Will Gen Y feel Remorse for their Facebook Pages?
When we think candidate’s Facebook pages, we’re thinking about beer bong pictures and other adolescent behaviors that tell us if the candidate has basic character and discretion. Don’t we?
We’re certainly not thinking about predictive analytics designed to guess the probability of disease, pregnancy and the health issues like alcoholism and migraines. But if you think about what’s going on with big data these days, why wouldn’t that happen?
Read this and consider:
Candidate A’s resumé rose to the top because of LinkedIn Expert, the social network’s high-end professional service. LinkedIn developed technology to data-mine resumés for specific qualifications. Candidate A’s research on trade disputes between Korea and the USA caught everyone’s interest at a top technology consulting company. That’s why her “3D Resumé” rose up to the top of the candidate pile.
The hiring manager does this pitch:
“She’s what you need for the transpacific trade issues you had mentioned. Her dissertation speaks for itself, she even learned Korean…”
“But?…” Asks the HR guy.
“She’s afflicted with acute migraine. It occurs a couple of times a month. She conceals it, but our data shows it could be problemlatic.”
“How did you learn that?”
“Well, she falls into this particular Health Cluster. In her Facebook wall, she sometimes refers to a spike in her sensitivity towards smells — a precursor to a migraine headache. In addition, each two weeks, we see a drop in the number of words she uses in Facebook posts, her vocabulary diminishes, and her tweets, usually sharp, become less articulate. That’s an obvious pattern for people suffering from serious migraine. In addition, the Zeo Sleeping Manager website and the stress management site HeartMath — both now connected with Facebook – suggest she suffers from insomnia. In other words, we think you can’t take her into the firm. Our Predictive Workforce Analytics Modeling shows that she will cost you at least 20% more in lost days and productivity. Not to mention the patterns in her Facebook posts suggest a 60% chance for her to become pregnant in the next 12 months, according to our predictive models.”
“Not exactly a 100% certainty, but OK, let’s move to the next candidate”.
You might think I’m exaggerating with this tableau. But the fictitious Company could be using existing large quantitative research firms, combined semantic and data-mining information resources such as Recorded Future. This Sweden-based company, which has a branch in the USA, provides real time analysis of thousands of sources (news services, social networks, blogs, government web sites). The firm offers clients the ability to predict a vast array of events (see this Wired story).

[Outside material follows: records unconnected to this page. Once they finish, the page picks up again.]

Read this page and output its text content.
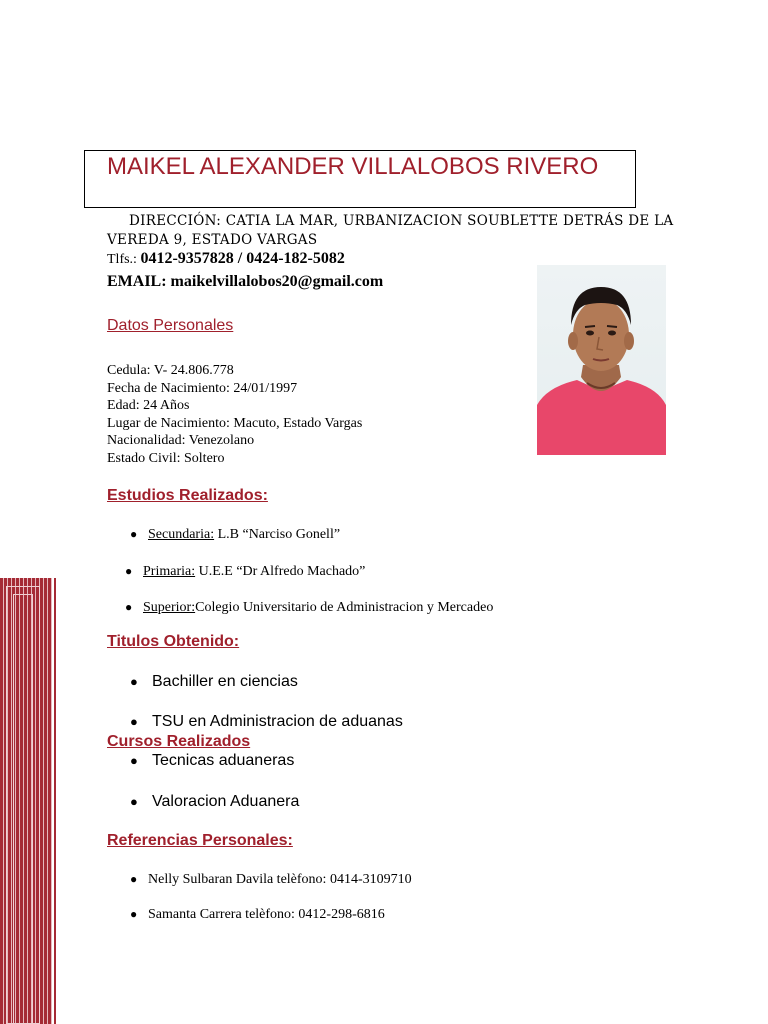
MAIKEL ALEXANDER VILLALOBOS RIVERO
DIRECCIÓN: CATIA LA MAR, URBANIZACION SOUBLETTE DETRÁS DE LA VEREDA 9, ESTADO VARGAS
Tlfs.: 0412-9357828 / 0424-182-5082
EMAIL: maikelvillalobos20@gmail.com
Datos Personales
Cedula: V- 24.806.778
Fecha de Nacimiento: 24/01/1997
Edad: 24 Años
Lugar de Nacimiento: Macuto, Estado Vargas
Nacionalidad: Venezolano
Estado Civil: Soltero
Estudios Realizados:
● Secundaria: L.B “Narciso Gonell”
● Primaria: U.E.E “Dr Alfredo Machado”
● Superior:Colegio Universitario de Administracion y Mercadeo
Titulos Obtenido:
● Bachiller en ciencias
● TSU en Administracion de aduanas
Cursos Realizados
● Tecnicas aduaneras
● Valoracion Aduanera
Referencias Personales:
● Nelly Sulbaran Davila telèfono: 0414-3109710
● Samanta Carrera telèfono: 0412-298-6816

- Do we fully understand the impact of big data and HR? Probably, we do not. Are predictive analytic techniques that speak to the possibility of a candidate’s insomnia and migraines crooked cards?
- Is it right or is it wrong? This is a probability score index. Perhaps this index was modeled to give you a productivity and “ability to complete projects on time” score rather than talking about health issues. Perhaps, the ability to be creative is under scrutiny? Would that be more useful to Human Resources?
- What if one used a Psychology professional rather than metrics alone to give the hiring company access to plausible deniability?
- We would guess that high-end firms that already use this type of service will be the first to try predictive analytics in the hiring process. Perhaps we will eventually see the many uses of analytics litigated out in the courts.